In diesem Zusammenhang sei noch auf die auch bei Kaninchen mögliche Überschwängerung (Superfekundation) hingewiesen. Dabei werden Eier aus dem gleichen Ovulationstermin durch Spermien aus verschiedenen, kurz hintereinander erfolgten Paarungen befruchtet. Werden hierbei Rammler verschiedener Rassen verwendet, so können in einem Wurf in Fellfarbe und Körperbau unterschiedliche Jungtiere fallen, die natürlich, soweit sie von rassefremden Rammlern stammen, spalterbig sind.
Dauer der Trächtigkeit
Bei Wurfstärken von 4 Jungen und mehr werfen die meisten Häsinnen 31-32 Tage nach der Paarung. Nach Hammond (1925) sind Lebendgeburten vor dem 28. Tag nicht ermittelt worden. Gelegentlich kommt es zu vorzeitigen Fehlgeburten mit bereits abgestorbenen Früchten. Als Ursachen kommen Erkrankungen, Vergiftungen, Verletzungen durch Beißereien, Herausfallen der Häsin aus dem Stall, Schocks u. a. in Frage.

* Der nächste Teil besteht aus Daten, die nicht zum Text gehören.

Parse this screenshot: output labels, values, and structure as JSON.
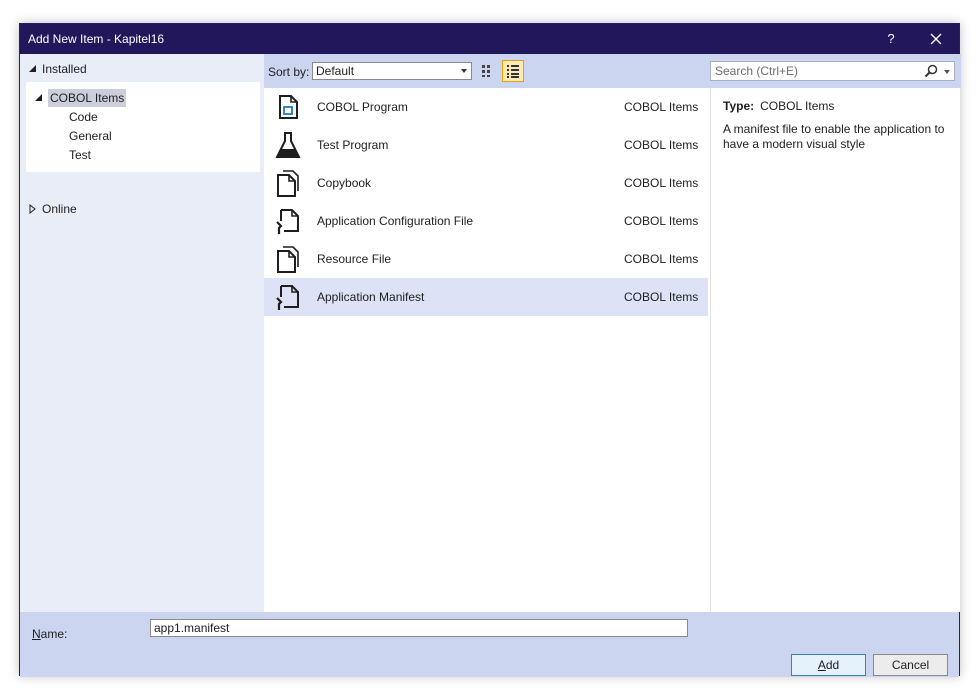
{
  "window": {
    "title": "Add New Item - Kapitel16",
    "help_label": "?"
  },
  "tree": {
    "installed_label": "Installed",
    "cobol_items_label": "COBOL Items",
    "children": [
      "Code",
      "General",
      "Test"
    ],
    "online_label": "Online"
  },
  "toolbar": {
    "sort_label": "Sort by:",
    "sort_value": "Default"
  },
  "items": [
    {
      "name": "COBOL Program",
      "category": "COBOL Items",
      "icon": "cobol-program-icon"
    },
    {
      "name": "Test Program",
      "category": "COBOL Items",
      "icon": "flask-icon"
    },
    {
      "name": "Copybook",
      "category": "COBOL Items",
      "icon": "copybook-icon"
    },
    {
      "name": "Application Configuration File",
      "category": "COBOL Items",
      "icon": "config-file-icon"
    },
    {
      "name": "Resource File",
      "category": "COBOL Items",
      "icon": "resource-file-icon"
    },
    {
      "name": "Application Manifest",
      "category": "COBOL Items",
      "icon": "manifest-file-icon",
      "selected": true
    }
  ],
  "search": {
    "placeholder": "Search (Ctrl+E)"
  },
  "details": {
    "type_label": "Type:",
    "type_value": "COBOL Items",
    "description": "A manifest file to enable the application to have a modern visual style"
  },
  "footer": {
    "name_label_prefix": "N",
    "name_label_rest": "ame:",
    "name_value": "app1.manifest",
    "add_prefix": "A",
    "add_rest": "dd",
    "cancel_label": "Cancel"
  },
  "colors": {
    "titlebar": "#22175a",
    "chrome": "#ccd5f0",
    "selected_row": "#dde2f7"
  }
}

Nach oben hin ist die Tragezeit nicht so genau festgelegt. Im Allgemeinen kann man damit rechnen, dass Würfe, die nach dem 33. Tag fallen, nur aus wenigen Jungtieren, manchmal nur aus einem, meist übergroßen Tier bestehen. Übergroße Früchte, die z. T. schon behaart sind, verursachen meist schwere Geburten, kommen tot zur Welt oder werden bei der Geburt durch Herauszerren verletzt oder getötet. Die Aufzucht von weniger als 3 Jungen ist, im Allgemeinen nicht zu empfehlen. Bei guter Säugeleistung der Häsin entwickeln sich in solchen Fällen Riesenbabys, deren spätere Zuchttauglichkeit fragwürdig ist.
Der Wurf Er erfolgt ohne Mithilfe des Züchters. Dessen Aufgabe besteht darin, tragende Häsinnen sorgfältig zu betreuen, Wurfstall bzw. Nistkasten rechtzeitig zu säubern, zu desinfizieren und mit reichlich Einstreu, z. B. Heu, Stroh, Sägespäne, zu versehen und – soweit es die Umstände erlauben – darauf zu achten, ob die Häsinnen Wolle rupfen und ein Nest bauen. Es gibt gute und schlechte Nestbauer, solche, die ihre Jungen auf einem mit Wolle ausgepolsterten Nest gebären und andere, die sie im Stall herumstreuen. Bei Letzteren ist schnelle Hilfe durch den Züchter erforderlich, weil außerhalb des Nestes befindliche frischgeworfene Junge leicht verklammen und eingehen, wenn sie nicht bald in ein warmes Nest gebracht werden. Nestbau und Pflege der Jungtiere durch die Häsin sind weitgehend anlagebedingt. Ungünstige Umweltbedingungen fördern die Auslösung, besonders bei Erstgeburten.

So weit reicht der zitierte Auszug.